Ask HN: Mailing list solutions? - cconstantin
Any recommended solutions for creating and managing a mailing list for a personal project?
======
frabrunelle
[https://buttondown.email/](https://buttondown.email/)

I haven't used it yet, but I'm planning to use it for a personal project. I
like that it has built-in support for Markdown.

------
vfulco2
Mailchimp has turned out to be chock-full of functionality for my first
experiments with a drip email marketing/educational campaign for my
resume/LinkedIn Profiles/career counseling biz. Free up to 2000 subs and a ton
of different templates to choose from.

------
flaviocopes
For a simple mailing list, I'd use TinyLetter or buttondown.email, they are
both great. The latter lets you write in Markdown, pretty convenient.
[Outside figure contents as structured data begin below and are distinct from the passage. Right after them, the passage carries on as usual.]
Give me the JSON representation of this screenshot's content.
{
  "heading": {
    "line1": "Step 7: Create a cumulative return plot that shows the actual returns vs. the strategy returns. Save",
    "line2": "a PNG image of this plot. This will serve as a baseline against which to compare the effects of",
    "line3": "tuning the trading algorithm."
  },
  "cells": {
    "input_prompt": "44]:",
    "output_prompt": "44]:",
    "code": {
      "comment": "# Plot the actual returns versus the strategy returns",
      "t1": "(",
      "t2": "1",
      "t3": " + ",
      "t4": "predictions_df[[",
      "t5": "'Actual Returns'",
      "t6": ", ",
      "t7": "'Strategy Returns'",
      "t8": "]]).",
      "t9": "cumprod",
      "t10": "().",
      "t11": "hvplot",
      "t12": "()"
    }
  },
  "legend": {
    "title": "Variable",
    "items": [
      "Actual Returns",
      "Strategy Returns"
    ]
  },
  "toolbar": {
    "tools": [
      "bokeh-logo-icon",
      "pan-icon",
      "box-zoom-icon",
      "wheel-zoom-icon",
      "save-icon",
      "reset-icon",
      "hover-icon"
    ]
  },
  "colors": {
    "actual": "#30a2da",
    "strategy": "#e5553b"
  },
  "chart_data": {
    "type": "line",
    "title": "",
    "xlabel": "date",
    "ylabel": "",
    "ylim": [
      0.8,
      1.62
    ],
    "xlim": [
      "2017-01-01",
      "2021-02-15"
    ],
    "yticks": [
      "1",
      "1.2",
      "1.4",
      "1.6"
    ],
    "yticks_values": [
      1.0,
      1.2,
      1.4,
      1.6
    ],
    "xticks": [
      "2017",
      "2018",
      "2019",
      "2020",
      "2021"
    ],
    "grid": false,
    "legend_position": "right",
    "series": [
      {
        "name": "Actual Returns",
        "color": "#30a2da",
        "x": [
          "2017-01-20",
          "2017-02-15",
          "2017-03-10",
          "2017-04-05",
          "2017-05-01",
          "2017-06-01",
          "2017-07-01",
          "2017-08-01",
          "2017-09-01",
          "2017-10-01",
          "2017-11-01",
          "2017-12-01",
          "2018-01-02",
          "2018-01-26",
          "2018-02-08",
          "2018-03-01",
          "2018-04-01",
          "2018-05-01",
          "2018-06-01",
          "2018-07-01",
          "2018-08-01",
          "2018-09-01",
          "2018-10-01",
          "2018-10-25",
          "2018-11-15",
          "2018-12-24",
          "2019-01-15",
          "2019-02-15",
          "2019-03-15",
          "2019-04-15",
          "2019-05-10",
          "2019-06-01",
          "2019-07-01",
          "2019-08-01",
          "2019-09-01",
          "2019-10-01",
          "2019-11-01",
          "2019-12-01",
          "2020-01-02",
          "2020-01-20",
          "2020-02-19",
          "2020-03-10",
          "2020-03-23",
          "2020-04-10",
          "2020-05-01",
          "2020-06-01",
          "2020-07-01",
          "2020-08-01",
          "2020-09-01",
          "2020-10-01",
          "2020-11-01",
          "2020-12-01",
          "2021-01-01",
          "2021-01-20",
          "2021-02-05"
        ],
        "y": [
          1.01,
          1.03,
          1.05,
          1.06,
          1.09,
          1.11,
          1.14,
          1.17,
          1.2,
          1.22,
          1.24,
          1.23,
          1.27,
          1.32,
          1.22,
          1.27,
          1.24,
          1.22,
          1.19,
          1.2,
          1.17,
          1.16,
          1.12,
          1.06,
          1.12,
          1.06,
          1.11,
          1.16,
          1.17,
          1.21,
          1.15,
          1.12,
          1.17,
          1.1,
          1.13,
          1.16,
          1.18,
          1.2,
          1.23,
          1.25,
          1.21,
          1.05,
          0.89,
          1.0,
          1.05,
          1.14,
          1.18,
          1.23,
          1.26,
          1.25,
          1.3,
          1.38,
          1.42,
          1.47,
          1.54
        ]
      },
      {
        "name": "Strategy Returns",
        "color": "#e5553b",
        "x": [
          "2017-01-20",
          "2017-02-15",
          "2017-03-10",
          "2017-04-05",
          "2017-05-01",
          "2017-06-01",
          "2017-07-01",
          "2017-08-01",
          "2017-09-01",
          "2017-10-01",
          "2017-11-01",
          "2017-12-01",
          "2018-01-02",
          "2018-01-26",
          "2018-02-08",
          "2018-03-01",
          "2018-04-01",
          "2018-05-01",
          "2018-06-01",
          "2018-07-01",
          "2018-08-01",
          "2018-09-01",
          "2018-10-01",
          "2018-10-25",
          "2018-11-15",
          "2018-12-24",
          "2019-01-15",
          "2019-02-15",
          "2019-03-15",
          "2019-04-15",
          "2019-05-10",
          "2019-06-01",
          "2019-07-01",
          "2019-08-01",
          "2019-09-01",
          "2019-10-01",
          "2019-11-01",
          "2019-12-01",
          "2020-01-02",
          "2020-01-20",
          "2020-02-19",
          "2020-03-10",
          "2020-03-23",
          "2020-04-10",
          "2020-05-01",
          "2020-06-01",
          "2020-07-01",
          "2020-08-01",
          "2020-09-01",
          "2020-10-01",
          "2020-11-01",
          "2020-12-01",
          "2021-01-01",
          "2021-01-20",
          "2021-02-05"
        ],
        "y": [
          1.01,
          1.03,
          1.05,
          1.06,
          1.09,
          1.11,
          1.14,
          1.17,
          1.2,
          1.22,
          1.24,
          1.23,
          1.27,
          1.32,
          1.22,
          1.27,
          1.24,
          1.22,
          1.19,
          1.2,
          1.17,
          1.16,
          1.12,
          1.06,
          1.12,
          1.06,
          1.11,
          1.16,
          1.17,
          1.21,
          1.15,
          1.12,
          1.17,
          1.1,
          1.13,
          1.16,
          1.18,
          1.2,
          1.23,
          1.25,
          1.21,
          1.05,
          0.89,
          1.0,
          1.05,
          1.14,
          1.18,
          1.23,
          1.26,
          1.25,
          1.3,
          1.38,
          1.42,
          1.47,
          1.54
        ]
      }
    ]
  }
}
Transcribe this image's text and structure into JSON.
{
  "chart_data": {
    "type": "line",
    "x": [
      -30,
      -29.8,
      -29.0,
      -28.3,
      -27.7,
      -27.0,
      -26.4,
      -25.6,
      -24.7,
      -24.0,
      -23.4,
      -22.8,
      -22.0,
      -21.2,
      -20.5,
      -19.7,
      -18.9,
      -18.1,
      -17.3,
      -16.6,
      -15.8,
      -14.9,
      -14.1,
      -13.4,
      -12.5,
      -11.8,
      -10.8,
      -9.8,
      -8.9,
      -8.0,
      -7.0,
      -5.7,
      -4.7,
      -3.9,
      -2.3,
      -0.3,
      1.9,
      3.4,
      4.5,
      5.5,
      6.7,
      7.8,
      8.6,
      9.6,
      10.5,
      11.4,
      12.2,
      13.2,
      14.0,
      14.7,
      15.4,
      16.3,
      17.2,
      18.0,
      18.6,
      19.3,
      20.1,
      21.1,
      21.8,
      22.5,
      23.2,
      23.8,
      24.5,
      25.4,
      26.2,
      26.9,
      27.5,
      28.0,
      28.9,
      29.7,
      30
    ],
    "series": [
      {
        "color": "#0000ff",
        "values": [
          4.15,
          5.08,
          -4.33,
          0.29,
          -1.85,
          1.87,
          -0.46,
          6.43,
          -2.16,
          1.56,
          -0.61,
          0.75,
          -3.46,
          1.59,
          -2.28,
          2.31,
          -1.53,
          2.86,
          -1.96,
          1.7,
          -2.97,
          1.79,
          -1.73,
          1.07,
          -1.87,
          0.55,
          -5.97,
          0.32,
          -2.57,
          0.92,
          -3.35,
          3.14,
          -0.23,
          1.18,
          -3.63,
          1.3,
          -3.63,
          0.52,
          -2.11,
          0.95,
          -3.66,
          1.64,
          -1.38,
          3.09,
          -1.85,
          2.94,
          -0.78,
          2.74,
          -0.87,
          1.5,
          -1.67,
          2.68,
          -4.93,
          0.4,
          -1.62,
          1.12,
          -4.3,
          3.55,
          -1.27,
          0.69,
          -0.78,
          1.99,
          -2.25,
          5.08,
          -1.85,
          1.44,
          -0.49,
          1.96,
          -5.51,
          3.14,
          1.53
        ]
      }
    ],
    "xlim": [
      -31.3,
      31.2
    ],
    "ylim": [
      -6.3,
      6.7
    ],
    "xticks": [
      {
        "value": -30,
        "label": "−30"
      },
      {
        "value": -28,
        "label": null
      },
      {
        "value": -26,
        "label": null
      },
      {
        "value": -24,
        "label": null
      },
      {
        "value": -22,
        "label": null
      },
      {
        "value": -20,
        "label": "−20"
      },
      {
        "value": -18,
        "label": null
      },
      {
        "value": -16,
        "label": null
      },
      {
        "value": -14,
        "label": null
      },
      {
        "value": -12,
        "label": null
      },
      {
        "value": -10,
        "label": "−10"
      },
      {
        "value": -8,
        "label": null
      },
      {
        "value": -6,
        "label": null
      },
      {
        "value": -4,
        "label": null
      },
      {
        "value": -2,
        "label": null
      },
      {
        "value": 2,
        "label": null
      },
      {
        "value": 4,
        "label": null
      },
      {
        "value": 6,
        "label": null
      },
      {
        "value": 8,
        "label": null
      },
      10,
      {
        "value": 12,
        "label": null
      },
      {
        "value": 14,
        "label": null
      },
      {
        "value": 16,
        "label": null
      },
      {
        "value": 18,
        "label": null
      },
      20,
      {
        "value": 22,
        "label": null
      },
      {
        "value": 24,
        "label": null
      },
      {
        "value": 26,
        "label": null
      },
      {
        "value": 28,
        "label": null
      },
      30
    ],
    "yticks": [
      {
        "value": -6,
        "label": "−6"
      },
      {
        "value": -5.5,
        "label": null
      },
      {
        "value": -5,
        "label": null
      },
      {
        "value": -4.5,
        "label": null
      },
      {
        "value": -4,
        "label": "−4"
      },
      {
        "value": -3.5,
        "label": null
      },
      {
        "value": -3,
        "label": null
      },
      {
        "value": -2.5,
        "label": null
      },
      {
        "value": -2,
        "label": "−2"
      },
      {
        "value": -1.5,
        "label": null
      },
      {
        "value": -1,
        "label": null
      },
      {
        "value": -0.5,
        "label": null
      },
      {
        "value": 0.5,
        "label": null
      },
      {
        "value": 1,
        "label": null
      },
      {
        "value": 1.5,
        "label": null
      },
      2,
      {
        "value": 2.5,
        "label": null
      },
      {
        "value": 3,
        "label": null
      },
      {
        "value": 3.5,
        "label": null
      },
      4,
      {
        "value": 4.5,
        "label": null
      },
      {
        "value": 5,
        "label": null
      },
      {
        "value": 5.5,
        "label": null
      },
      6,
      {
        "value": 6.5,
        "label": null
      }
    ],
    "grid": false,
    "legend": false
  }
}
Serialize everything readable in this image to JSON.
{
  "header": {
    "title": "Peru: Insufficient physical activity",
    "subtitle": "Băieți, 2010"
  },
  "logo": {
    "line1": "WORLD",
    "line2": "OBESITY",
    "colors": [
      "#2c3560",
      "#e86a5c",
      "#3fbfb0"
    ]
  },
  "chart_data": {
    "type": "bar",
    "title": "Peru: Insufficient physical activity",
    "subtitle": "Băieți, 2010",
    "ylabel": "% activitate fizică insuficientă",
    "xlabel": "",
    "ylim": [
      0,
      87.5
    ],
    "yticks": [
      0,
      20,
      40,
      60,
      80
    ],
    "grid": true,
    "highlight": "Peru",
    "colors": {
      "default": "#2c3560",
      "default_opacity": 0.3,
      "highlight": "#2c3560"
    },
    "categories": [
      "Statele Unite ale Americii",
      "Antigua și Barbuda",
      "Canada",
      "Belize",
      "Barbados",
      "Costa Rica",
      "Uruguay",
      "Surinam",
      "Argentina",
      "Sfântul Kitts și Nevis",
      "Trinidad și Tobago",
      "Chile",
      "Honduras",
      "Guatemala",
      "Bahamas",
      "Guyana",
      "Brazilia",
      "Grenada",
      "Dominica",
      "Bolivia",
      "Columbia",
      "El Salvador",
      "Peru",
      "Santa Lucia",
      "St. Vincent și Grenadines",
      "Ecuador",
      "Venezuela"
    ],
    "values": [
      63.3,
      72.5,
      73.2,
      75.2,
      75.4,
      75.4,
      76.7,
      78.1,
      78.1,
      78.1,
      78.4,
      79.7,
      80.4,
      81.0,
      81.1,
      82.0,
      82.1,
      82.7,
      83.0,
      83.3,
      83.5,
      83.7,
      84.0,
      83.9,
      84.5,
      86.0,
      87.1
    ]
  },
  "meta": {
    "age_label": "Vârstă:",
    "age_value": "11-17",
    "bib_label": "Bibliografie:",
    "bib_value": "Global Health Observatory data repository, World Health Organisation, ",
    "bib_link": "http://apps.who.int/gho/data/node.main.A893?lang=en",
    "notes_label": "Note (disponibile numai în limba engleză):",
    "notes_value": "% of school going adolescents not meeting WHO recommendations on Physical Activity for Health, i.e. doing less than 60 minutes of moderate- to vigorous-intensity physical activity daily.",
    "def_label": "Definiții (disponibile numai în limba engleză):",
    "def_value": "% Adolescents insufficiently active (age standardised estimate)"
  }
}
Seva (formerly ConvertKit) if you need more automation and you need to manage
different segments.

------
wingerlang
Maybe TinyLetter [https://www.tinyletter.com/](https://www.tinyletter.com/)
(by mailchimp)

------
soulchild37
[https://tinyletter.com](https://tinyletter.com) , free subservice from
MailChimp

------
slater
mailchimp is free for small projects

[https://mailchimp.com/pricing/](https://mailchimp.com/pricing/)